Engelmayer is the second judge to allow the justice department to publicly disclose previously secret Epstein court records. Last week, a judge in Florida granted the department’s request to release transcripts from an abandoned federal grand jury investigation into Epstein in the 2000s.

A request to release records from Epstein’s 2019 sex-trafficking case is still pending.

The justice department said Congress intended the unsealing when it passed the transparency act, which Donald Trump signed into law last month.

Three judges – two in New York and one in Florida – had previously refused an unusual department request to unseal grand jury transcripts.

The latest request, though, dramatically enlarged the files that the department said it planned to release to encompass 18 categories of investigative materials gathered in the vast sex-trafficking investigation.

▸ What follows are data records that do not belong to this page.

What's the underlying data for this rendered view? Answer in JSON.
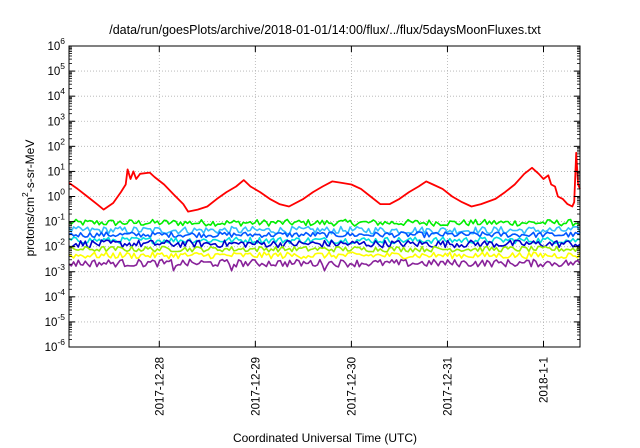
{
  "chart_data": {
    "type": "line",
    "title": "/data/run/goesPlots/archive/2018-01-01/14:00/flux/../flux/5daysMoonFluxes.txt",
    "xlabel": "Coordinated Universal Time (UTC)",
    "ylabel": "protons/cm²-s-sr-MeV",
    "ylabel_parts": [
      "protons/cm",
      "2",
      "-s-sr-MeV"
    ],
    "y_scale": "log",
    "ylim": [
      1e-06,
      1000000.0
    ],
    "y_ticks": [
      {
        "value": 1e-06,
        "base": "10",
        "exp": "-6"
      },
      {
        "value": 1e-05,
        "base": "10",
        "exp": "-5"
      },
      {
        "value": 0.0001,
        "base": "10",
        "exp": "-4"
      },
      {
        "value": 0.001,
        "base": "10",
        "exp": "-3"
      },
      {
        "value": 0.01,
        "base": "10",
        "exp": "-2"
      },
      {
        "value": 0.1,
        "base": "10",
        "exp": "-1"
      },
      {
        "value": 1,
        "base": "10",
        "exp": "0"
      },
      {
        "value": 10,
        "base": "10",
        "exp": "1"
      },
      {
        "value": 100,
        "base": "10",
        "exp": "2"
      },
      {
        "value": 1000,
        "base": "10",
        "exp": "3"
      },
      {
        "value": 10000,
        "base": "10",
        "exp": "4"
      },
      {
        "value": 100000,
        "base": "10",
        "exp": "5"
      },
      {
        "value": 1000000,
        "base": "10",
        "exp": "6"
      }
    ],
    "x_units": "days relative to 2017-12-28 00:00 UTC",
    "xlim": [
      -0.94,
      4.38
    ],
    "x_ticks": [
      {
        "value": 0,
        "label": "2017-12-28"
      },
      {
        "value": 1,
        "label": "2017-12-29"
      },
      {
        "value": 2,
        "label": "2017-12-30"
      },
      {
        "value": 3,
        "label": "2017-12-31"
      },
      {
        "value": 4,
        "label": "2018-1-1"
      }
    ],
    "grid": true,
    "series": [
      {
        "color": "#ff0000",
        "points": [
          [
            -0.94,
            3.5
          ],
          [
            -0.85,
            2.0
          ],
          [
            -0.75,
            1.0
          ],
          [
            -0.65,
            0.5
          ],
          [
            -0.58,
            0.3
          ],
          [
            -0.48,
            0.55
          ],
          [
            -0.4,
            1.5
          ],
          [
            -0.35,
            3.0
          ],
          [
            -0.33,
            12
          ],
          [
            -0.3,
            5
          ],
          [
            -0.27,
            10
          ],
          [
            -0.24,
            5
          ],
          [
            -0.2,
            8
          ],
          [
            -0.1,
            9
          ],
          [
            -0.05,
            6
          ],
          [
            0.05,
            3
          ],
          [
            0.15,
            1.2
          ],
          [
            0.25,
            0.5
          ],
          [
            0.3,
            0.25
          ],
          [
            0.4,
            0.3
          ],
          [
            0.5,
            0.4
          ],
          [
            0.6,
            0.8
          ],
          [
            0.7,
            1.5
          ],
          [
            0.8,
            2.5
          ],
          [
            0.88,
            4.5
          ],
          [
            0.95,
            2.5
          ],
          [
            1.05,
            1.5
          ],
          [
            1.15,
            0.8
          ],
          [
            1.25,
            0.5
          ],
          [
            1.35,
            0.4
          ],
          [
            1.5,
            0.8
          ],
          [
            1.6,
            1.5
          ],
          [
            1.7,
            2.5
          ],
          [
            1.8,
            4.0
          ],
          [
            1.9,
            3.5
          ],
          [
            2.0,
            3.0
          ],
          [
            2.1,
            2.0
          ],
          [
            2.2,
            1.0
          ],
          [
            2.3,
            0.5
          ],
          [
            2.4,
            0.5
          ],
          [
            2.5,
            0.8
          ],
          [
            2.6,
            1.5
          ],
          [
            2.7,
            2.5
          ],
          [
            2.78,
            4.0
          ],
          [
            2.85,
            3.0
          ],
          [
            2.95,
            2.0
          ],
          [
            3.05,
            1.0
          ],
          [
            3.15,
            0.6
          ],
          [
            3.25,
            0.4
          ],
          [
            3.35,
            0.5
          ],
          [
            3.5,
            0.8
          ],
          [
            3.6,
            1.5
          ],
          [
            3.7,
            3.0
          ],
          [
            3.8,
            8.0
          ],
          [
            3.88,
            14.0
          ],
          [
            3.95,
            8.0
          ],
          [
            4.0,
            5.0
          ],
          [
            4.05,
            7.0
          ],
          [
            4.08,
            3.0
          ],
          [
            4.12,
            2.5
          ],
          [
            4.15,
            1.0
          ],
          [
            4.2,
            0.8
          ],
          [
            4.25,
            0.5
          ],
          [
            4.3,
            0.4
          ],
          [
            4.32,
            0.6
          ],
          [
            4.34,
            55
          ],
          [
            4.36,
            3.0
          ],
          [
            4.38,
            2.0
          ]
        ]
      },
      {
        "color": "#00ee00",
        "level": 0.09
      },
      {
        "color": "#33bbff",
        "level": 0.045
      },
      {
        "color": "#0055ff",
        "level": 0.03
      },
      {
        "color": "#00dddd",
        "level": 0.018
      },
      {
        "color": "#0000cc",
        "level": 0.013
      },
      {
        "color": "#99ee00",
        "level": 0.008
      },
      {
        "color": "#ffff00",
        "level": 0.0045
      },
      {
        "color": "#882299",
        "level": 0.0022
      }
    ]
  }
}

Epstein, a financier, was arrested in July 2019 on sex trafficking charges, a month before he was found dead in a federal jail cell. The death was ruled a suicide. Maxwell was convicted of sex-trafficking charges in December 2021. She is serving a 20-year prison sentence. Maxwell, a British socialite, was moved over the summer from a federal prison in Florida to a prison camp in Texas as her criminal case generated renewed public attention.

In response to a request by the New York judges for more specifics on what it would release, the department said in recent submissions in Manhattan federal court that the materials would include 18 categories including search warrants, financial records, survivor interview notes, electronic device data and material from earlier Epstein investigations in Florida.

The government said it was conferring with survivors and their lawyers and planned to redact records to ensure protection of survivors’ identities and prevent the dissemination of sexualized images.

Tens of thousands of pages of records pertaining to Epstein and Maxwell have already been released through lawsuits, public disclosures and Freedom of Information Act requests.

Many of the materials the justice department plans to release stem from reports, photographs, videos and other materials gathered by police in Palm Beach, Florida, and the US attorney’s office there, both of which investigated Epstein in the mid-2000s.

Last year, a Florida judge ordered the release of about 150 pages of transcripts from a state grand jury that investigated Epstein in 2006. On 5 December 2025, at the justice department’s request, a Florida judge ordered the unsealing of transcripts from a federal grand jury there that also investigated Epstein.

That investigation ended in 2008 with a then-secret arrangement that allowed Epstein to avoid federal charges by pleading guilty to a state prostitution charge. He served 13 months in a jail work-release program.